Edward Marcotte


Edward Marcotte is a professor of biochemistry at The University of Texas at Austin, working in genetics, proteomics, and bioinformatics. Marcotte is an example of a computational biologist who also relies on experiments to validate bioinformatics-based predictions.

Education and positions

Marcotte's undergraduate education was at The University of Texas at Austin, where he received a B.S. in Microbiology in 1990. He received his Ph.D. in Biochemistry from The University of Texas at Austin in 1995, and did his postdoctoral work both at UT Austin and at University of California, Los Angeles with Professor David Eisenberg. Marcotte has been a professor at UT Austin since 2001.

Research

Marcotte's major research contributions are in the areas of bioinformatics, proteomics, systems biology, and synthetic biology.

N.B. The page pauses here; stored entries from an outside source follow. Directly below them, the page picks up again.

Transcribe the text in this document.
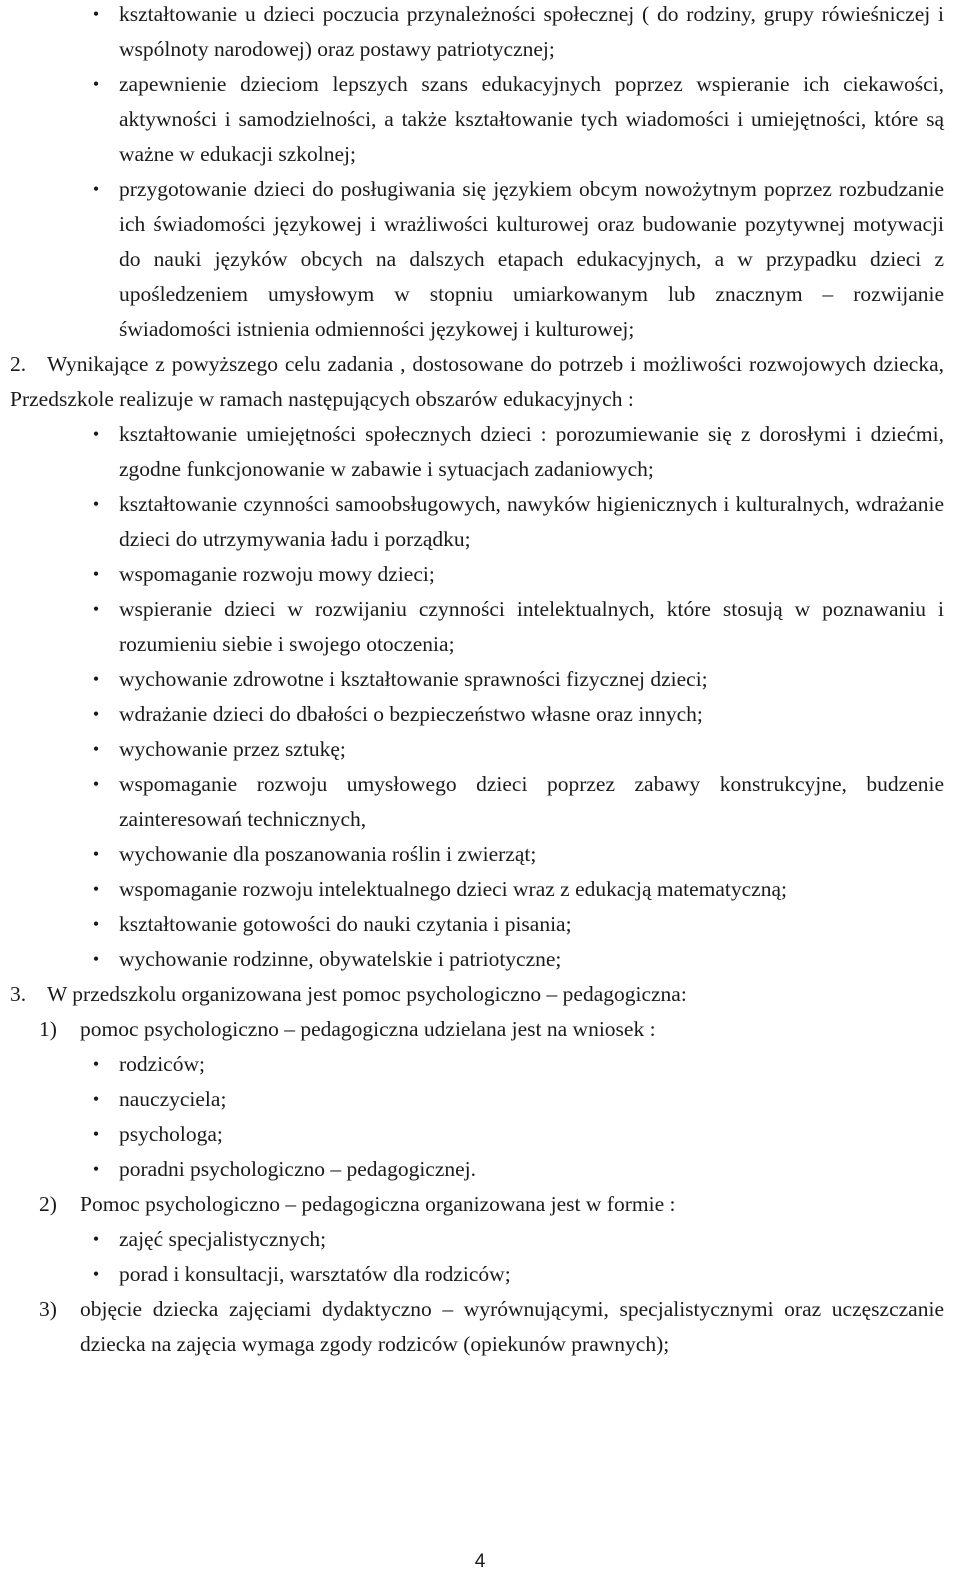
• kształtowanie u dzieci poczucia przynależności społecznej ( do rodziny, grupy rówieśniczej i wspólnoty narodowej) oraz postawy patriotycznej;
• zapewnienie dzieciom lepszych szans edukacyjnych poprzez wspieranie ich ciekawości, aktywności i samodzielności, a także kształtowanie tych wiadomości i umiejętności, które są ważne w edukacji szkolnej;
• przygotowanie dzieci do posługiwania się językiem obcym nowożytnym poprzez rozbudzanie ich świadomości językowej i wrażliwości kulturowej oraz budowanie pozytywnej motywacji do nauki języków obcych na dalszych etapach edukacyjnych, a w przypadku dzieci z upośledzeniem umysłowym w stopniu umiarkowanym lub znacznym – rozwijanie świadomości istnienia odmienności językowej i kulturowej;
2. Wynikające z powyższego celu zadania , dostosowane do potrzeb i możliwości rozwojowych dziecka, Przedszkole realizuje w ramach następujących obszarów edukacyjnych :
• kształtowanie umiejętności społecznych dzieci : porozumiewanie się z dorosłymi i dziećmi, zgodne funkcjonowanie w zabawie i sytuacjach zadaniowych;
• kształtowanie czynności samoobsługowych, nawyków higienicznych i kulturalnych, wdrażanie dzieci do utrzymywania ładu i porządku;
• wspomaganie rozwoju mowy dzieci;
• wspieranie dzieci w rozwijaniu czynności intelektualnych, które stosują w poznawaniu i rozumieniu siebie i swojego otoczenia;
• wychowanie zdrowotne i kształtowanie sprawności fizycznej dzieci;
• wdrażanie dzieci do dbałości o bezpieczeństwo własne oraz innych;
• wychowanie przez sztukę;
• wspomaganie rozwoju umysłowego dzieci poprzez zabawy konstrukcyjne, budzenie zainteresowań technicznych,
• wychowanie dla poszanowania roślin i zwierząt;
• wspomaganie rozwoju intelektualnego dzieci wraz z edukacją matematyczną;
• kształtowanie gotowości do nauki czytania i pisania;
• wychowanie rodzinne, obywatelskie i patriotyczne;
3. W przedszkolu organizowana jest pomoc psychologiczno – pedagogiczna:
1) pomoc psychologiczno – pedagogiczna udzielana jest na wniosek :
• rodziców;
• nauczyciela;
• psychologa;
• poradni psychologiczno – pedagogicznej.
2) Pomoc psychologiczno – pedagogiczna organizowana jest w formie :
• zajęć specjalistycznych;
• porad i konsultacji, warsztatów dla rodziców;
3) objęcie dziecka zajęciami dydaktyczno – wyrównującymi, specjalistycznymi oraz uczęszczanie dziecka na zajęcia wymaga zgody rodziców (opiekunów prawnych);
4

Bioinformatics and systems biology

In early work, Marcotte and colleagues created the first genome-scale map of functional links among proteins in any complex organism, an approach that allowed them to predict the function to more than half of all uncharacterized yeast proteins. Marcotte also developed several methods of identifying functional interactions between proteins, including phylogenetic profiling, Rosetta Stone gene fusion, mRNA coexpression, and mirror tree approaches.
In 2010, Marcotte and colleagues identified an algorithm for identifying cases of deep homology based on phenotype.

Proteomics

In the field of proteomics, Marcotte's contributions include developing early versions of the human protein interaction network and mapping of >7,000 human protein interactions. Marcotte and colleagues developed the spotted cell microarray technique for high-throughput measurement of protein expression, subcellular location, and function, developed algorithms for analyzing mass spectrometry data, started an open access database for mass spectrometry proteomics data, and developed the APEX method for absolute protein quantification on a proteome-wide scale. Using APEX, Marcotte and colleagues demonstrated that protein abundance in a lower eukaryote is predominantly determined by mRNA levels, while human protein abundances are determined roughly equally by transcriptional and post-transcriptional regulation.